Il noto pneumologo comasco Antonio Paddeu, primario della Riabilitazione specialistica cardiorespiratoria dell’Asst Lariana a Cantù, ieri era ospite in diretta del telegiornale serale di Espansione Tv durante il quale ha tracciato il quadro della situazione critica vissuta sul fronte della sofferenza respiratoria, a causa di patologie aggravate dallo smog.
«Sono oltre trent’anni che studio il problema – ha detto Antonio Paddeu in diretta tv – ed è una questione sempre sottovalutata. Siamo di fronte a un killer silenzioso e subdolo che lavora dietro le quinte e fa danni pesantissimi. Basti dire che l’Organizzazione Mondiale della Sanità valuta che nel nostro Paese circa 80mila persone ogni anno se ne vanno per colpa dell’inquinamento. È come se ogni 365 giorni in Italia sparisse una città affollata come la nostra Como».

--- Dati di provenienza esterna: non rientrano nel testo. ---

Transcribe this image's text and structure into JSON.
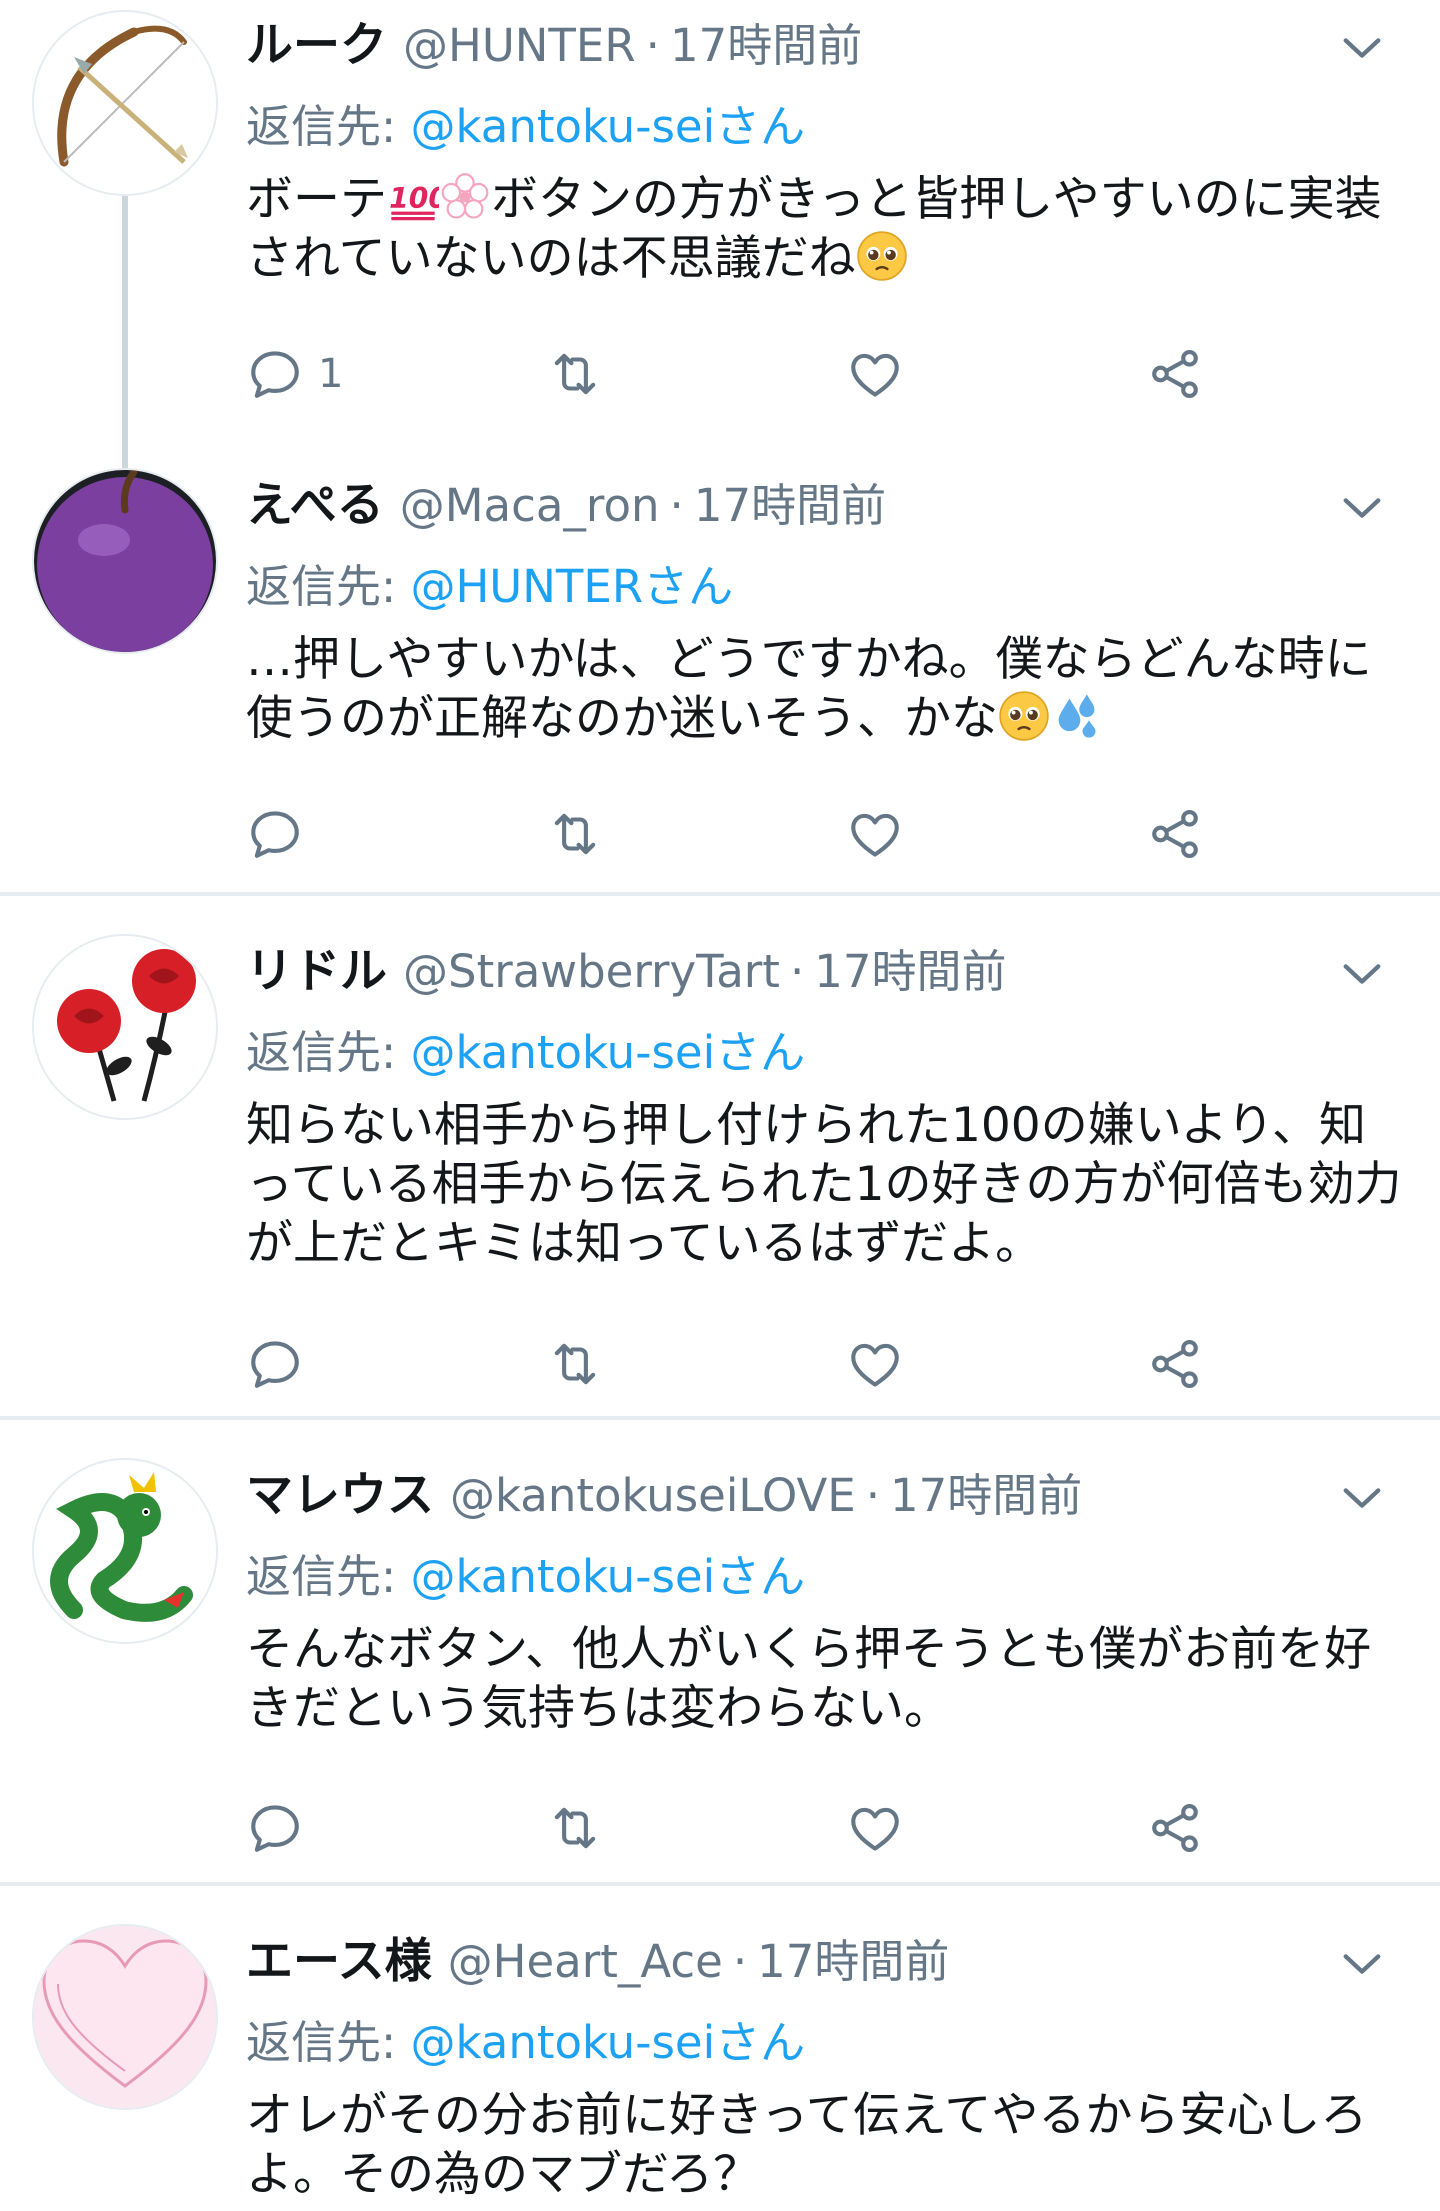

L’inquinamento è un problema per anziani e bambini. «Notiamo sempre di più che lo smog è causa di sofferenza per le mamme con bambini molto piccoli che vedono aumentare le loro allergie, siamo a un + 30%, e vedono anche aumentare i casi di asma, siamo a un +10%».
«Nella mia esperienza quotidiana con il mio staff – ha raccontato poi su Espansione Tv il professor Antonio Paddeu – per quanto riguarda le età avanzate vedo sempre più ripresentarsi pazienti con fenomeni di riacutizzazione di malattie croniche come la bronchite. L’inquinamento insomma è un nemico che può accorciare la vita di chi è più fragile e crea problemi e scompensi non solo a livello respiratorio ma anche cardiaco, ematico e cerebrale. Pensiamo al caso delle donne in gravidanza, che spesso vedono il peso del bambino alla nascita ridursi a causa delle conseguenze dello smog. Sono studi ormai consolidati – aggiunge – non dobbiamo scoprire nulla. È un dato di fatto che abbiamo acquisito a livello scientifico».
Quindi i numerosi ricoveri per polmoniti possono essere legati allo smog? «Sicuramente – ha detto Antonio Paddeu durante il telegiornale – Gli agenti inquinanti sono causa di irritazione per le vie aeree e quindi, come ho detto, possono facilmente riacutizzare situazioni già in corso come patologie croniche a livello polmonare. Se sono in vacanza al mare o in montagna del resto respiro meglio, basta tornare a Como ed ecco che tossisco».
Secondo l’esperto comasco però non si è corsi ai ripari per tempo: «Quanto a politiche anti-inquinamento si è fatto poco o nulla, è un problema dalle radici profonde, parte dagli anni Sessanta, quando si preferì una mobilità su gomma rispetto a quella su rotaia. Valutiamo che ogni dieci metri di strada ci sia un’auto. E questo è un numero talmente elevato che influisce notevolmente sulla salute dei più fragili, penso ai bambini che hanno vie aeree meno sviluppate e resistenti e sono più vicini ai tubi di scappamento».